А может, не всё потеряно и можно что-то выправить? Может, найдётся тот, кто сделает первый шаг и зычно крикнет: «Красное знамя вперёд!» – и всё тут завертится само собой? Может быть, он скажет, какие есть ещё пути, которые ведут к светлому зданию социализма? Не верю, что жизнь моя прошла напрасно, и того, что было, уже не вернёшь, и мне пригрезился лишь чудный сон, а на самом деле человек слаб и немощен и заказано ему совершить задуманное.
Неужели не его это удел – жить среди равных и гордых, без унижения и робости, без страха за себя и будущее? Жить так, чтобы сильный и удачливый был братом и опорой слабому и тихому, а не его угнетателем. Или за мечтой скрываются всего лишь «басни» идеалистов, которые принесут новую боль и новые горести? А на деле рождённый не так и не там обречён на то, чтобы маяться и складывать в стопку свои несчастья при безразличии одних и под злобные усмешки других?
Ведь был уже Первый. Он тоже верил в светлое в душе человеческой, увещевал и рассказывал, но, оплёванный беснующейся толпой, лёг за все страдания на крест, под железо палачей. Стоит ли после этого ещё испытывать надежду?
Но если я в чём-то не прав и совесть сильнее чрева, то слово «товарищ» вернётся ко мне. Тогда вновь я с моим флагом встану в ряды людей новых, свободных, и голос мой из шёпота станет прежним, «над реями рея», возвысится и сольётся в победную песню.

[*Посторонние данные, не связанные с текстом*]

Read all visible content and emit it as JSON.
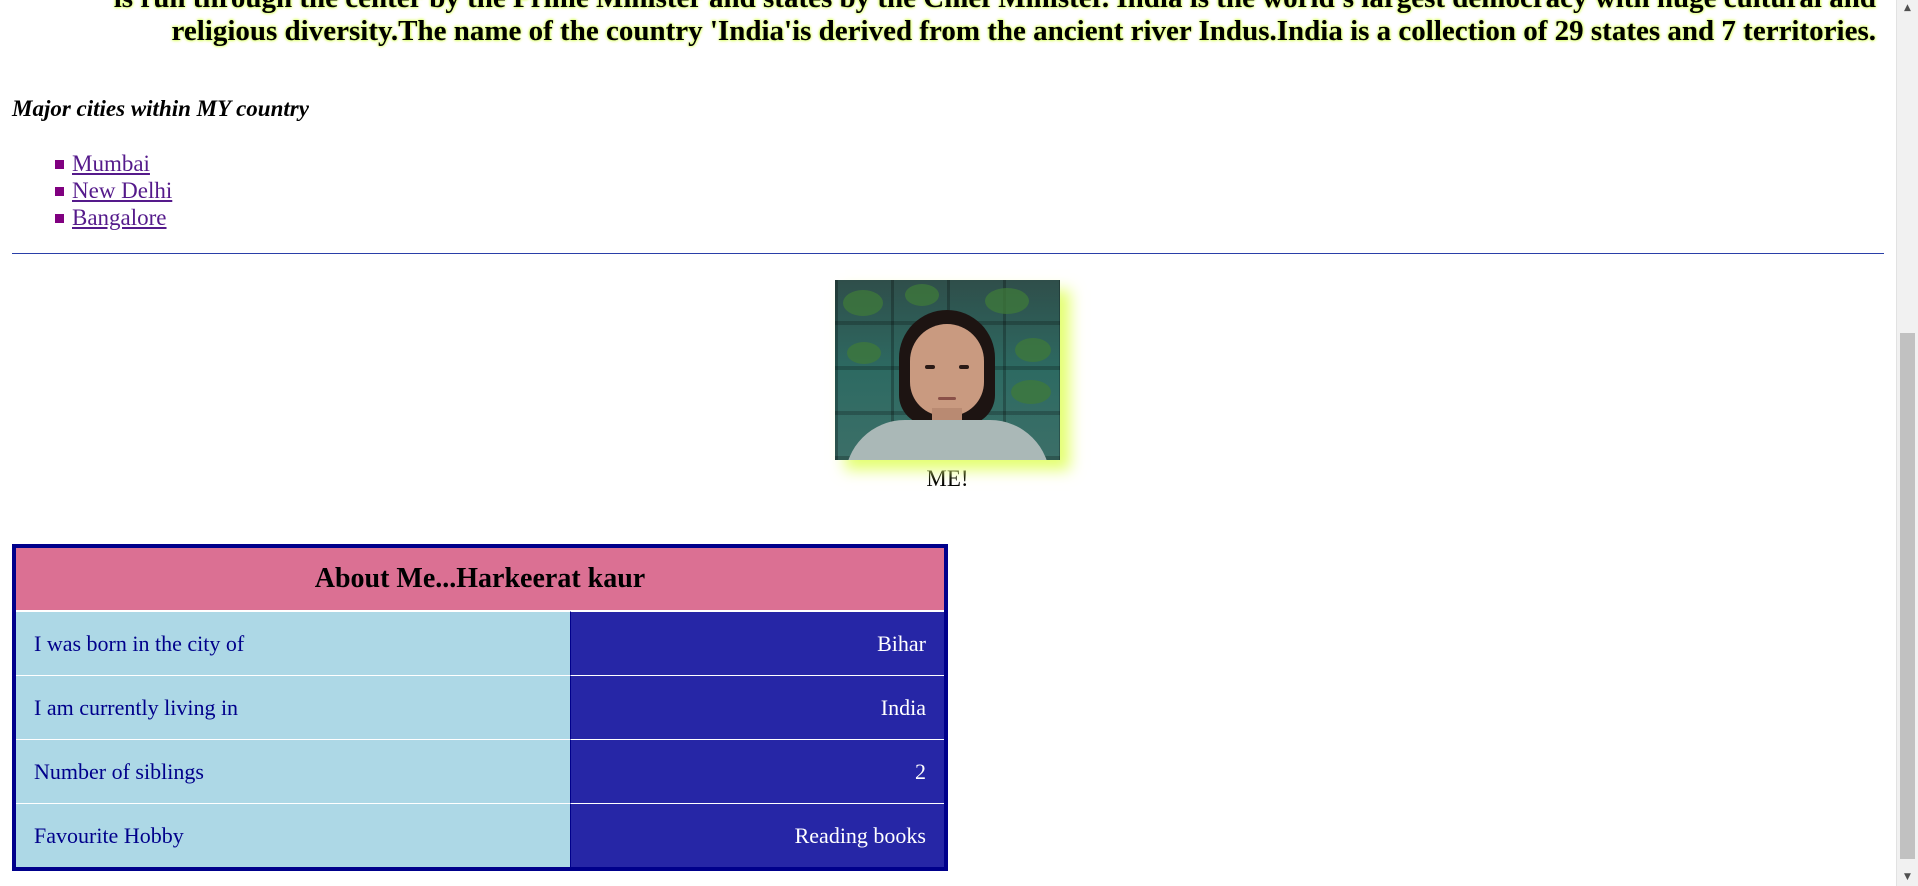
{
  "intro": {
    "line1": "is run through the center by the Prime Minister and states by the Chief Minister. India is the world's largest democracy with huge cultural and",
    "line2": "religious diversity.The name of the country 'India'is derived from the ancient river Indus.India is a collection of 29 states and 7 territories."
  },
  "cities": {
    "heading": "Major cities within MY country",
    "items": [
      {
        "label": "Mumbai"
      },
      {
        "label": "New Delhi"
      },
      {
        "label": "Bangalore"
      }
    ]
  },
  "photo": {
    "caption": "ME!"
  },
  "about_table": {
    "title": "About Me...Harkeerat kaur",
    "rows": [
      {
        "label": "I was born in the city of",
        "value": "Bihar"
      },
      {
        "label": "I am currently living in",
        "value": "India"
      },
      {
        "label": "Number of siblings",
        "value": "2"
      },
      {
        "label": "Favourite Hobby",
        "value": "Reading books"
      }
    ]
  },
  "scrollbar": {
    "up_icon": "▲",
    "down_icon": "▼"
  },
  "colors": {
    "table_header": "#db7093",
    "label_cell": "#add8e6",
    "value_cell": "#2626a6",
    "table_border": "#00008b",
    "text_glow": "#dfff70",
    "bullet": "#800080"
  }
}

Что это со мной? Опять тешу себя напрасными мыслями, которые давно и никому не нужны? Смешон, наивен? Ведь не приснилось же мне, не почудилось? Сам по телевизору видел, как генеральный секретарь той самой партии преклонился перед повелительным жестом другого коммуниста, но рангом пожиже, и подмахнул указ о конце собственной партии. И что? А ничего. Никто даже не дёрнулся. Была идея – и нет, была партия – и тоже нет. Куда разбежалась вся двадцатимиллионная её рать? Тогда зачем я стою здесь? Не историк я и даже не археолог, чтобы раскапывать завалы столетней давности и разбираться, как это всё начиналось и почему так бездарно, под стыдливое молчание миллионов и свист и улюлюканье сотен, закончилось?»

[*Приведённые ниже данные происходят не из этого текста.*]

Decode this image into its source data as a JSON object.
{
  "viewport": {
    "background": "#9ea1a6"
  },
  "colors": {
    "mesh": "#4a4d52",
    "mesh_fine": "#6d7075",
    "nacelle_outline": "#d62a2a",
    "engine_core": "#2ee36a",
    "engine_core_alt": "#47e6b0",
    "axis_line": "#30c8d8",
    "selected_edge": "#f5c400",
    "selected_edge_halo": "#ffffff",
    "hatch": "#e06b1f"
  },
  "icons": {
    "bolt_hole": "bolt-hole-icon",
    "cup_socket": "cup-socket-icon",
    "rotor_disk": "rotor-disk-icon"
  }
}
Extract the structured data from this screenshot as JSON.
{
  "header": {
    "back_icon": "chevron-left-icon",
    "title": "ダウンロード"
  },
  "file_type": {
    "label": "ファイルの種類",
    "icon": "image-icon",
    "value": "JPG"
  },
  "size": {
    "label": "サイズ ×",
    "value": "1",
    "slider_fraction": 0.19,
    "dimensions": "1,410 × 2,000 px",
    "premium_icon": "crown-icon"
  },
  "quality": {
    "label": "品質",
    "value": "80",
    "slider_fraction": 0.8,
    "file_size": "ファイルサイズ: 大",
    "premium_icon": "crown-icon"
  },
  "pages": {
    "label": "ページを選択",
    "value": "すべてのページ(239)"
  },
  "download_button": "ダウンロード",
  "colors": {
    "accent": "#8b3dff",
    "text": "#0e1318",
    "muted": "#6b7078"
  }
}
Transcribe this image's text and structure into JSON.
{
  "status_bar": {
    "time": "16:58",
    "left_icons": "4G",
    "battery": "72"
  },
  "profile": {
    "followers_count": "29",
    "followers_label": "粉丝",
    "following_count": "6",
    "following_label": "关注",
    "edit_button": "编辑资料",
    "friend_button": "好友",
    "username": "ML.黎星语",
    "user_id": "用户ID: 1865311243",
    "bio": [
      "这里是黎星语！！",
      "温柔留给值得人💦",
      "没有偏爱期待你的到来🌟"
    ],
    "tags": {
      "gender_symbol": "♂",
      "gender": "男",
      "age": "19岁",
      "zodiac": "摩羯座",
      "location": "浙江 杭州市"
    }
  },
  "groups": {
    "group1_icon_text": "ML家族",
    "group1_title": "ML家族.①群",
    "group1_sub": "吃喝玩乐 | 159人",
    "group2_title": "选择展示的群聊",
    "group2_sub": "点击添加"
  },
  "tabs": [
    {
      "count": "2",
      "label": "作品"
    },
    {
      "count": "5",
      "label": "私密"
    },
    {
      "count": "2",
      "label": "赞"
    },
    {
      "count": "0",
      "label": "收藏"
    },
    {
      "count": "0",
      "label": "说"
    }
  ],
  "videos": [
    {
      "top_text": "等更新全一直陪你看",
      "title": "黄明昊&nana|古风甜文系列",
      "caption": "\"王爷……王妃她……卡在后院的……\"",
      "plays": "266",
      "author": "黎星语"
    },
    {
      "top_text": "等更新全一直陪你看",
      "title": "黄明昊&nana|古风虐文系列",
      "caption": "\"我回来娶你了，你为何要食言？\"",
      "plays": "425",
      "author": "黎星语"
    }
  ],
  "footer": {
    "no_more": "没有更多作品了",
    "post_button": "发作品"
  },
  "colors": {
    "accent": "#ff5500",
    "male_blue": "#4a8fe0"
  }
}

Резкий звук заскрипевших тормозов заставил вздрогнуть задумавшегося Ефима Степановича. Рядом с ним, буквально в метре от того места, где он находился, остановилась длинная чёрная машина с затемнёнными стёклами. Задняя дверца автомобиля приоткрылась, и из проёма высунулись вытянутое лицо и плечи плотно сбитого парня.
– Эй, мужик, – просипел парень. – Ты чего здесь стоишь? Семафором работаешь?

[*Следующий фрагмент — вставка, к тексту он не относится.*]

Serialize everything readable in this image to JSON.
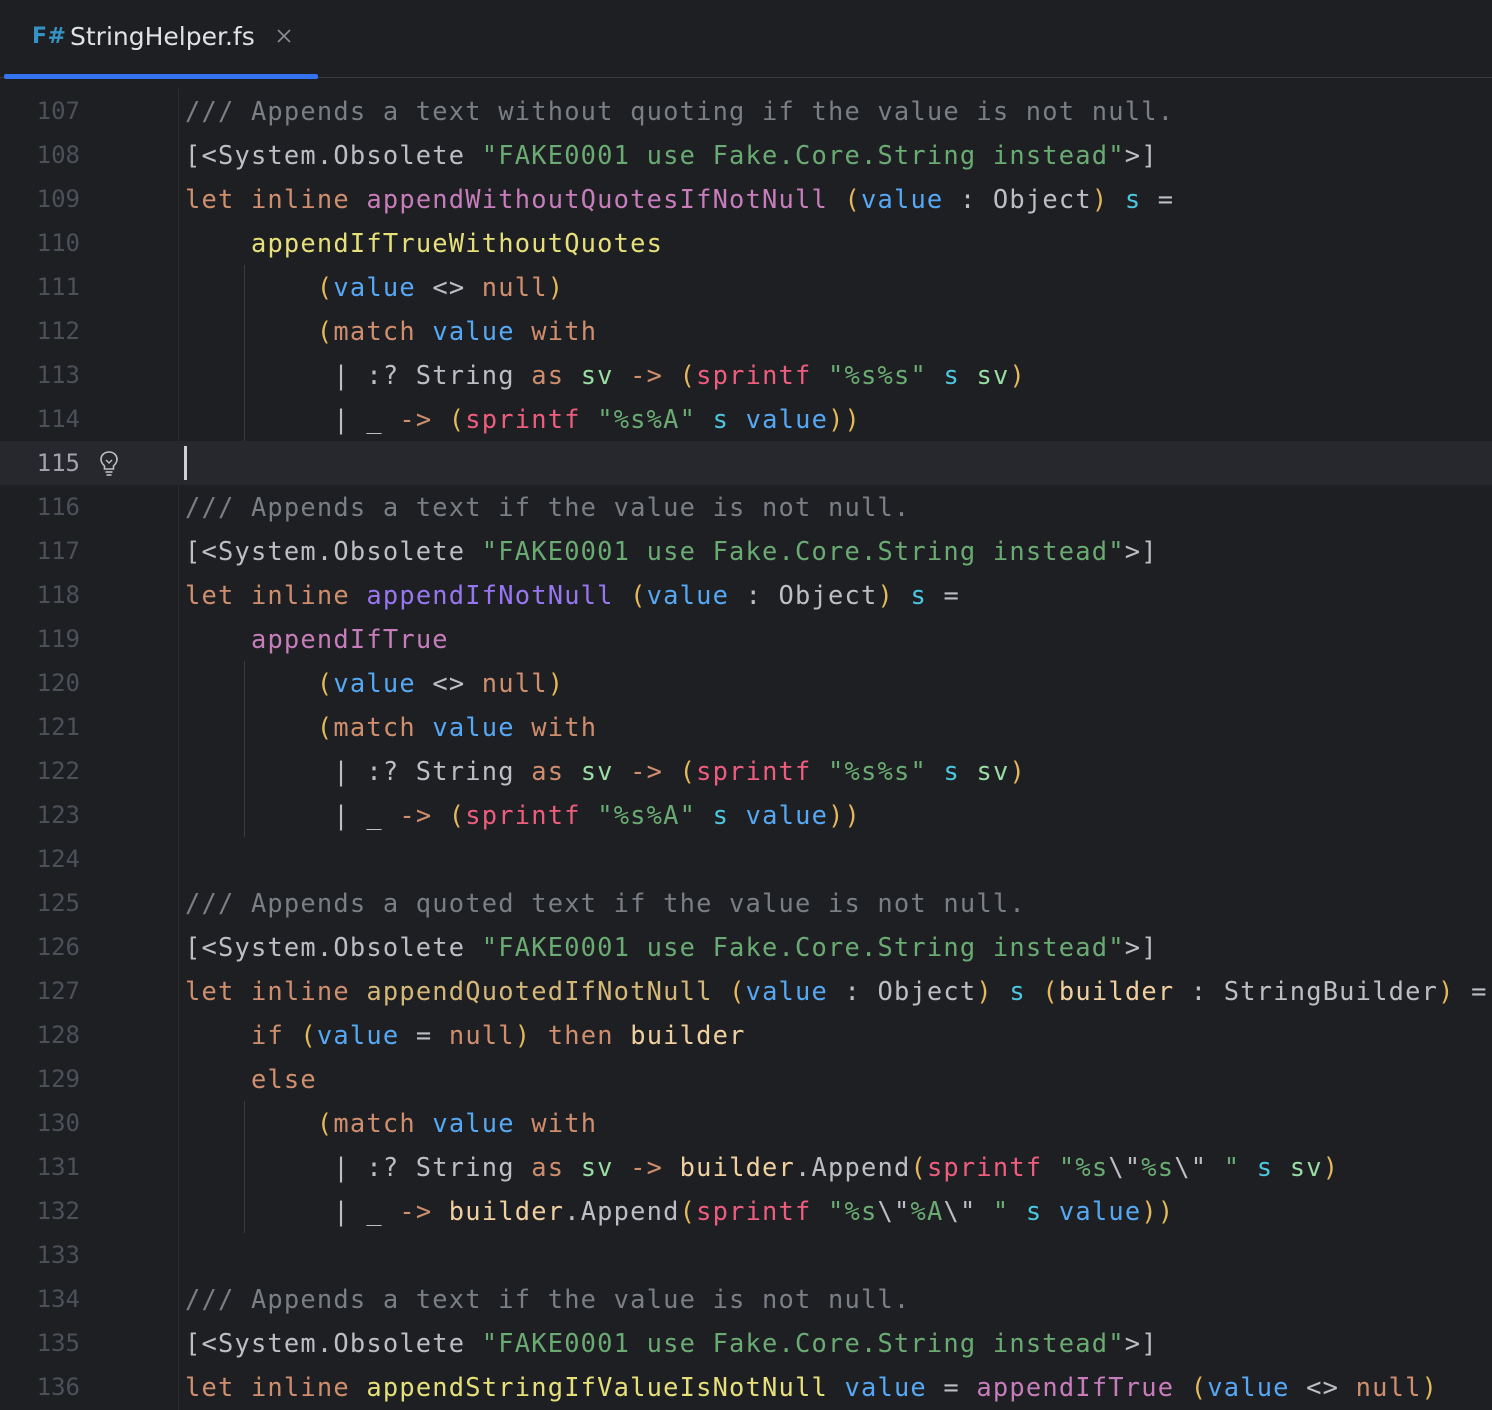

– Просто стою, – ответил Ефим Степанович, ещё не понимая, чем он мог кому помешать и привлечь внимание совершенно незнакомых ему людей.
– А не знаешь, что не положено тебе тут стоять? Эта частная собственность. Что бебики на меня таращишь? Исчезни, как тебя и не было. Минуту даю на раздумье.
– Извините, но я могу тут стоять. Это мой завод. Я отработал на нём тридцать лет, и, кстати, в основном в горячем цеху. Я здесь каждый камень знаю, и все меня знают.
– Что-о-о? Кто тебя знает, гнида? – угрожающе протянул парень и не спеша стал вылезать из БМВ. Когда он выпрямился, стало ясно, что он на голову выше пожилого заводчанина. – Ты что, идиот, слов не понимаешь? Какой твой завод? Здесь ничего твоего нет. Мы его владельцы. Если немедленно не испаришься, то до конца дней своих жалеть будешь. Ты своими гнилушками пораскинь, что я с тобой сотворить могу. Кстати, погоди, что это за палка у тебя с красной тряпкой? Так-так. Оказывается, ты не просто идиот, а ещё и провокатор. День своей революции вздумал праздновать? Вот теперь ты по-настоящему передо мной виноват.
Парень в кожаной куртке шагнул к Степанычу и ухватился рукой за древко:
– Отдай, сволочь.
Красное знамя заходило в руках. Лицо и толстая накачанная шея громилы налились кровью. Это был сильный молодой человек. Ефим Степанович держался из последних сил: шестьдесят лет – один ответ – шестьдесят бед. Ушла сила, а вместе с ней и уверенность в себе. Остался только характер.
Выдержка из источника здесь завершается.